Oleh Prof Dr Mardianto MPd
Laho hita marsarak, marsipaingot dope au, ulang lupa paingot danak, manjalaki bisuk napeto. (Willem Iskander, 1840-1876).
Hidup ini pasti berawal dan pasti berakhir, saat ini pasti ada kemarin dan ada yang akan datang, begitulah saat kita akan melepas keadaan maka tidak ada yang perlu ditangisi, apalagi disesali, karena hidup adalah siklus. Sekali kita setuju ada dalam hidup, maka kesetujuan kita melengkapi kerelaan akan apapun yang menjadi konsekuensinya termasuk satu saat kita tidak hidup.
Willem Iskander berpesan kepada kita untuk mengingatkan anak, agar selalu mencari kebenaran, karena memang kebenaran itu sudah ada di atas dunia ini tersaji dalam kehidupan, dilalui dalam perjalanan, dinikmati bagi yang telah mendapatkan. Hidup yang berjarak, berwaktu dan berada, maka harus digunakan untuk mencari kebenaran.
Artinya awalilah hidup itu dengan benar, lakukanlah dengan benar, dan akhiri dengan cara yang benar. Sungguh apakah ini refleksi dari kehidupan seorang Willem Iskandar atau tidak yang pasti setiap orang berhak memaknai arti kebenaran dan kehidupan sesuai dengan persepsi, pengalaman dan harapannya.
Kita setuju bahwa persepsi dapat saja terbentuk karena keadaan di sekeliling kita, dan pengalaman tercipta karena perjalanan kehidupan yang dilalui selama ini, dan harapan paling tidak agar hal tersebut dapat atau terjadi berulang pada diri sendiri, atau orang lain.
Persepsi kita tentang kebenaran adalah hal yang harus dicari lewat pendidikan, belajar tentang kehidupan, maka sekolah adalah hal utama apa pun ceritanya. Anak yang akan kita tinggalkan tidak ada yang paling berharga kecuali sekolah yang dapat dilakukan. Karena siapapun berhak untuk sekolah, dan sekolah apa pun berkewajiban menerima anak siapa saja.
Pengalaman tentang bersekolah tidak akan berhenti dan habis ditelan masa, karena hasil dari sekolah menyatu dan melekat dalam kehidupan kita. Untuk mencari kebenaran, maka bukan sebuah ijazah setelah sekolah, tetapi justru di tengah kegiatan belajar itulah didapatkan, seperti tentang kejujuran, kesadaran, kehormatan, harga diri, kebersamaan dan lain sebagainya. Kurikulum sekolah bukan hanya diciptakan untuk kebenaran, tetapi kebenaran yang ada pada anak justru harus diakomodir oleh kurikulum sekolah.

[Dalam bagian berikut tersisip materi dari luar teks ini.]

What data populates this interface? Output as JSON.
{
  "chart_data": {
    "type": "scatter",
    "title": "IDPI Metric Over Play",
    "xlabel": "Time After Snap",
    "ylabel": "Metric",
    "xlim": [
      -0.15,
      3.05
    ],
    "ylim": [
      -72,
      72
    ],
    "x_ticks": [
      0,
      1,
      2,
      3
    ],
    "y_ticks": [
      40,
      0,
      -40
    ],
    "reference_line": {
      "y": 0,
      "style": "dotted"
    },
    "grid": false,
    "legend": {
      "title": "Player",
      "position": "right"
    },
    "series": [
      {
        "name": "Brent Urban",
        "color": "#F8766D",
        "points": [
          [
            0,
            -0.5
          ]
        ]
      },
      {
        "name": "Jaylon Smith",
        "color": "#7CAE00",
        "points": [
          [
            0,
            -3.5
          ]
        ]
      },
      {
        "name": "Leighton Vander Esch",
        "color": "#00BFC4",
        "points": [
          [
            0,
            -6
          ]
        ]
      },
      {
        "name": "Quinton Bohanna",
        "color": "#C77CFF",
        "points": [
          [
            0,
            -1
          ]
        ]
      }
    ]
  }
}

Harapan seseorang tentu dapat terjadi untuk dirinya tetapi juga untuk orang lain. Kita mesti memiliki harapan, karena dengan itu pekerjaan akan dilanjutkan, apalagi kebenaran pasti akan ditemukan, baik cepat maupun lebih cepat dari yang diperhitungkan. Harapan selalu tertuju pada generasi penerus, paling tidak harapan pada anak kita sendiri, kemudian anak didik, dan anak muda generasi bangsa. Memberikan catatan bahwa kebenaran itu penting untuk menjadi bekal tentang masa depan ternyata bukan sekadar harapan, tetapi itulah hakikat dari tujuan pendidikan.
Akhirnya benar kegelisahan seorang Willem dituliskan sebelum ia meninggal yakni; Saat kita akan berpisah, Aku berpesan kepadamu, Jangan lupa mengingatkan anak, Agar selalu mencari kebenaran.
Pendidik inspiratif menyadari bahwa ada saat berpisah dengan muridnya, tetapi ia harus memperisapkan pesan tentang arti kehidupan. Anak tak mesti mengingat guru setelah berpisah, tetapi pesan tentang mencari kebenaran dalam kehidupan itu yang lebih utama. Tak mengapa ada istilah hari guru, tetapi jangan berlebihan dalam memperingati yang justru menghilangkan makna hakiki pendidikan tentang kebenaran.
Selamat hari guru semoga semua guru guru kita sehat, dan kita mendapat keberkahan darinya. Amin.
Kita setuju “Dengan kolaborasi kita bangun negeri, lewat pendidikan kita bersinergi”.